If Adam spoke the names of the animals, in a pure and absolute state of innocence, how did he gain dominion over them when hierarchy can only come into existence after the act of writing has been introduced into human culture? To put this a different way: if naming animals in a pure state of innocence can, in and of itself, create violence, hierarchy, and exploitation, and that seems to be the case here since Adam spoke and did not write the names, then why did God take Adam aside so he (and He by proxy) could create, bring into being and presence in the world, violence, hierarchy, and exploitation? If naming creates dominion of the namer over the named, then God caused violence, hierarchy, and exploitation, laid the groundwork for it, so to speak, when man (Eve was "created" only after this act of naming took place) was still in a state of pure and absolute innocence.
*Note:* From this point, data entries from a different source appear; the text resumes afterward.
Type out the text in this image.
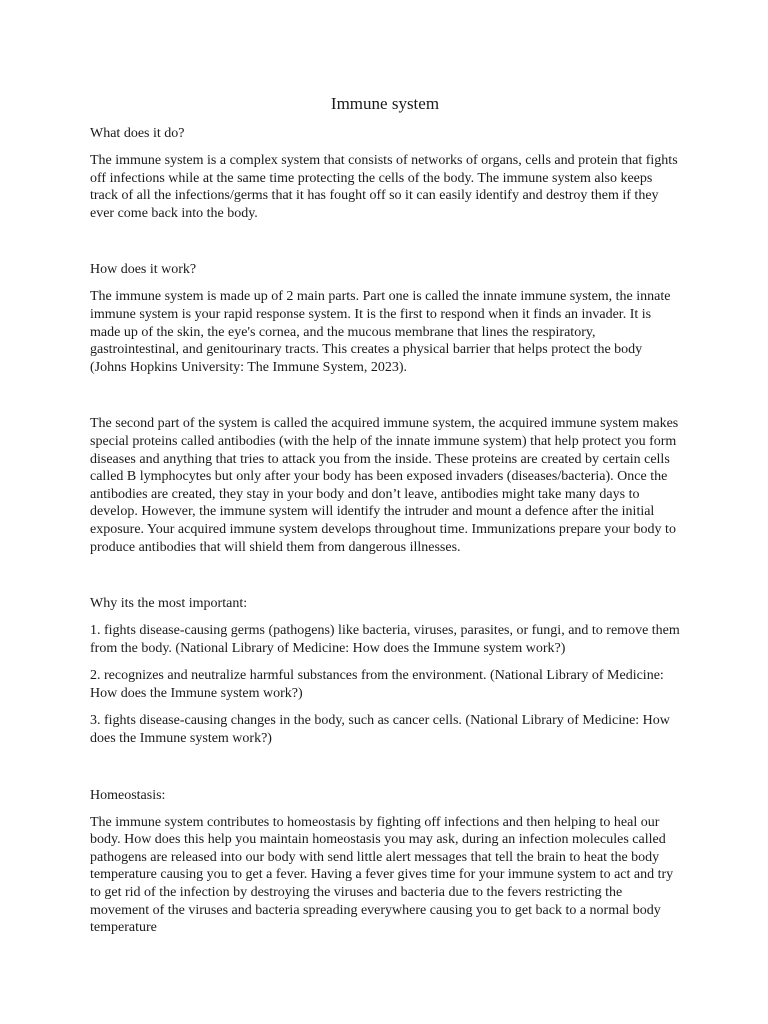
Immune system
What does it do?
The immune system is a complex system that consists of networks of organs, cells and protein that fights off infections while at the same time protecting the cells of the body. The immune system also keeps track of all the infections/germs that it has fought off so it can easily identify and destroy them if they ever come back into the body.
How does it work?
The immune system is made up of 2 main parts. Part one is called the innate immune system, the innate immune system is your rapid response system. It is the first to respond when it finds an invader. It is made up of the skin, the eye's cornea, and the mucous membrane that lines the respiratory, gastrointestinal, and genitourinary tracts. This creates a physical barrier that helps protect the body (Johns Hopkins University: The Immune System, 2023).
The second part of the system is called the acquired immune system, the acquired immune system makes special proteins called antibodies (with the help of the innate immune system) that help protect you form diseases and anything that tries to attack you from the inside. These proteins are created by certain cells called B lymphocytes but only after your body has been exposed invaders (diseases/bacteria). Once the antibodies are created, they stay in your body and don’t leave, antibodies might take many days to develop. However, the immune system will identify the intruder and mount a defence after the initial exposure. Your acquired immune system develops throughout time. Immunizations prepare your body to produce antibodies that will shield them from dangerous illnesses.
Why its the most important:
1. fights disease-causing germs (pathogens) like bacteria, viruses, parasites, or fungi, and to remove them from the body. (National Library of Medicine: How does the Immune system work?)
2. recognizes and neutralize harmful substances from the environment. (National Library of Medicine: How does the Immune system work?)
3. fights disease-causing changes in the body, such as cancer cells. (National Library of Medicine: How does the Immune system work?)
Homeostasis:
The immune system contributes to homeostasis by fighting off infections and then helping to heal our body. How does this help you maintain homeostasis you may ask, during an infection molecules called pathogens are released into our body with send little alert messages that tell the brain to heat the body temperature causing you to get a fever. Having a fever gives time for your immune system to act and try to get rid of the infection by destroying the viruses and bacteria due to the fevers restricting the movement of the viruses and bacteria spreading everywhere causing you to get back to a normal body temperature
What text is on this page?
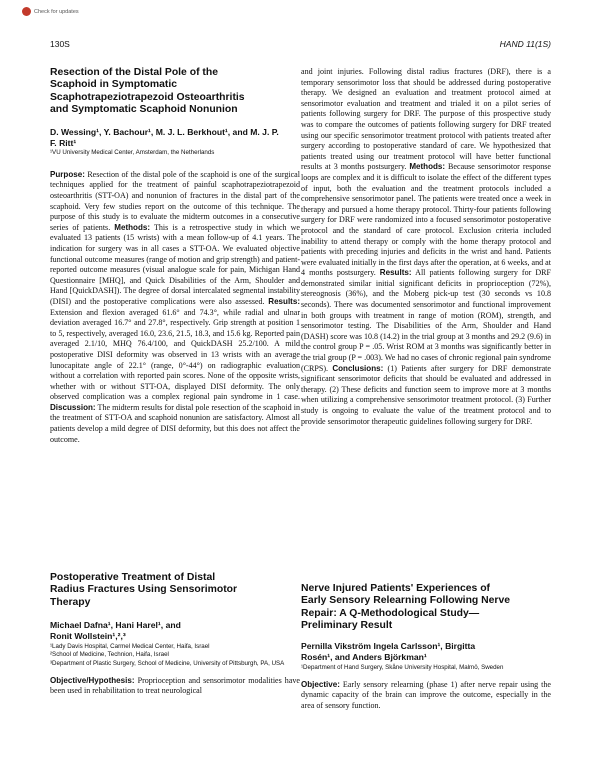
Check for updates
130S	HAND 11(1S)
Resection of the Distal Pole of the Scaphoid in Symptomatic Scaphotrapeziotrapezoid Osteoarthritis and Symptomatic Scaphoid Nonunion
D. Wessing¹, Y. Bachour¹, M. J. L. Berkhout¹, and M. J. P. F. Ritt¹
¹VU University Medical Center, Amsterdam, the Netherlands

Purpose: Resection of the distal pole of the scaphoid is one of the surgical techniques applied for the treatment of painful scaphotrapeziotrapezoid osteoarthritis (STT-OA) and nonunion of fractures in the distal part of the scaphoid. Very few studies report on the outcome of this technique. The purpose of this study is to evaluate the midterm outcomes in a consecutive series of patients. Methods: This is a retrospective study in which we evaluated 13 patients (15 wrists) with a mean follow-up of 4.1 years. The indication for surgery was in all cases a STT-OA. We evaluated objective functional outcome measures (range of motion and grip strength) and patient-reported outcome measures (visual analogue scale for pain, Michigan Hand Questionnaire [MHQ], and Quick Disabilities of the Arm, Shoulder and Hand [QuickDASH]). The degree of dorsal intercalated segmental instability (DISI) and the postoperative complications were also assessed. Results: Extension and flexion averaged 61.6° and 74.3°, while radial and ulnar deviation averaged 16.7° and 27.8°, respectively. Grip strength at position 1 to 5, respectively, averaged 16.0, 23.6, 21.5, 18.3, and 15.6 kg. Reported pain averaged 2.1/10, MHQ 76.4/100, and QuickDASH 25.2/100. A mild postoperative DISI deformity was observed in 13 wrists with an average lunocapitate angle of 22.1° (range, 0°-44°) on radiographic evaluation without a correlation with reported pain scores. None of the opposite wrists, whether with or without STT-OA, displayed DISI deformity. The only observed complication was a complex regional pain syndrome in 1 case. Discussion: The midterm results for distal pole resection of the scaphoid in the treatment of STT-OA and scaphoid nonunion are satisfactory. Almost all patients develop a mild degree of DISI deformity, but this does not affect the outcome.

Postoperative Treatment of Distal Radius Fractures Using Sensorimotor Therapy
Michael Dafna¹, Hani Harel¹, and Ronit Wollstein¹,²,³
¹Lady Davis Hospital, Carmel Medical Center, Haifa, Israel
²School of Medicine, Technion, Haifa, Israel
³Department of Plastic Surgery, School of Medicine, University of Pittsburgh, PA, USA

Objective/Hypothesis: Proprioception and sensorimotor modalities have been used in rehabilitation to treat neurological

and joint injuries. Following distal radius fractures (DRF), there is a temporary sensorimotor loss that should be addressed during postoperative therapy. We designed an evaluation and treatment protocol aimed at sensorimotor evaluation and treatment and trialed it on a pilot series of patients following surgery for DRF. The purpose of this prospective study was to compare the outcomes of patients following surgery for DRF treated using our specific sensorimotor treatment protocol with patients treated after surgery according to postoperative standard of care. We hypothesized that patients treated using our treatment protocol will have better functional results at 3 months postsurgery. Methods: Because sensorimotor response loops are complex and it is difficult to isolate the effect of the different types of input, both the evaluation and the treatment protocols included a comprehensive sensorimotor panel. The patients were treated once a week in therapy and pursued a home therapy protocol. Thirty-four patients following surgery for DRF were randomized into a focused sensorimotor postoperative protocol and the standard of care protocol. Exclusion criteria included inability to attend therapy or comply with the home therapy protocol and patients with preceding injuries and deficits in the wrist and hand. Patients were evaluated initially in the first days after the operation, at 6 weeks, and at 4 months postsurgery. Results: All patients following surgery for DRF demonstrated similar initial significant deficits in proprioception (72%), stereognosis (36%), and the Moberg pick-up test (30 seconds vs 10.8 seconds). There was documented sensorimotor and functional improvement in both groups with treatment in range of motion (ROM), strength, and sensorimotor testing. The Disabilities of the Arm, Shoulder and Hand (DASH) score was 10.8 (14.2) in the trial group at 3 months and 29.2 (9.6) in the control group P = .05. Wrist ROM at 3 months was significantly better in the trial group (P = .003). We had no cases of chronic regional pain syndrome (CRPS). Conclusions: (1) Patients after surgery for DRF demonstrate significant sensorimotor deficits that should be evaluated and addressed in therapy. (2) These deficits and function seem to improve more at 3 months when utilizing a comprehensive sensorimotor treatment protocol. (3) Further study is ongoing to evaluate the value of the treatment protocol and to provide sensorimotor therapeutic guidelines following surgery for DRF.

Nerve Injured Patients' Experiences of Early Sensory Relearning Following Nerve Repair: A Q-Methodological Study—Preliminary Result
Pernilla Vikström Ingela Carlsson¹, Birgitta Rosén¹, and Anders Björkman¹
¹Department of Hand Surgery, Skåne University Hospital, Malmö, Sweden

Objective: Early sensory relearning (phase 1) after nerve repair using the dynamic capacity of the brain can improve the outcome, especially in the area of sensory function.
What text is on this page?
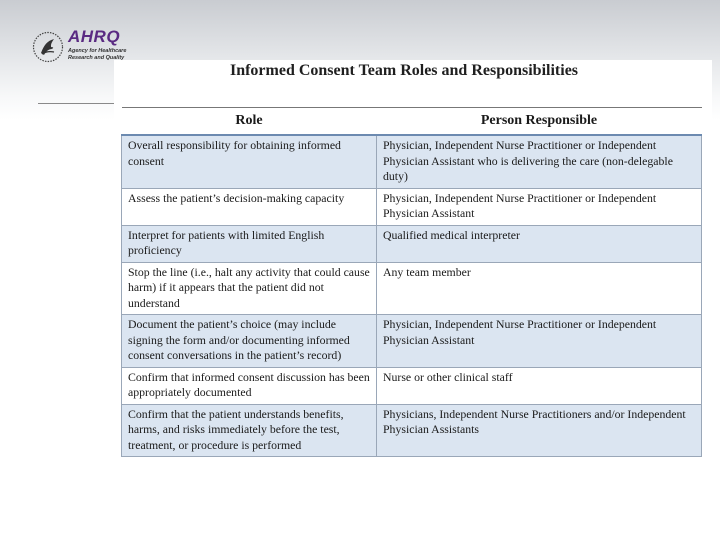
AHRQ
Agency for Healthcare Research and Quality
Informed Consent Team Roles and Responsibilities
Role	Person Responsible
Overall responsibility for obtaining informed consent	Physician, Independent Nurse Practitioner or Independent Physician Assistant who is delivering the care (non-delegable duty)
Assess the patient’s decision-making capacity	Physician, Independent Nurse Practitioner or Independent Physician Assistant
Interpret for patients with limited English proficiency	Qualified medical interpreter
Stop the line (i.e., halt any activity that could cause harm) if it appears that the patient did not understand	Any team member
Document the patient’s choice (may include signing the form and/or documenting informed consent conversations in the patient’s record)	Physician, Independent Nurse Practitioner or Independent Physician Assistant
Confirm that informed consent discussion has been appropriately documented	Nurse or other clinical staff
Confirm that the patient understands benefits, harms, and risks immediately before the test, treatment, or procedure is performed	Physicians, Independent Nurse Practitioners and/or Independent Physician Assistants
Only one conclusion can be drawn from this convoluted, irrational nonsense--the violence and exploitation which inevitably result from hierarchy were created or caused by God prior to man's original sin and therefore must be good and proper ways for men to behave in the power structures and relationships that exist in Western civilization. Drawing this out to its immediate and inescapable conclusion, it could not have been wrong for Cain to kill Abel because the Word of God demands that hierarchy result in violence and exploitation against the other, even when the other is your own brother.
The fact that Cain was condemned for murdering Abel only compounds the irrationality of the discourse. The least that can be said about any of this is that bad philosophy leads inevitably to bad behavior. This part of the Genesis myth bears the unmistakable touch of human frailty and fallacy, since it is even worst to believe that God, in His infinite wisdom, is little more than a philosophical moron who could not pass an entry level exam in a freshman logic course at a Community College.
From a native American point of view, of course, little more than that needs to be said. One word, however, might serve to take the edge off that statement: native Americans have always perceived the other, human, horse, bear, beaver, buffalo, crow, eagle, etc., as the brother of (wo)mankind and we have never treated our brother the way Cain treated Abel. We never heard or imagined, at least originally, the Word of God. We were never innocent. We were just lucky.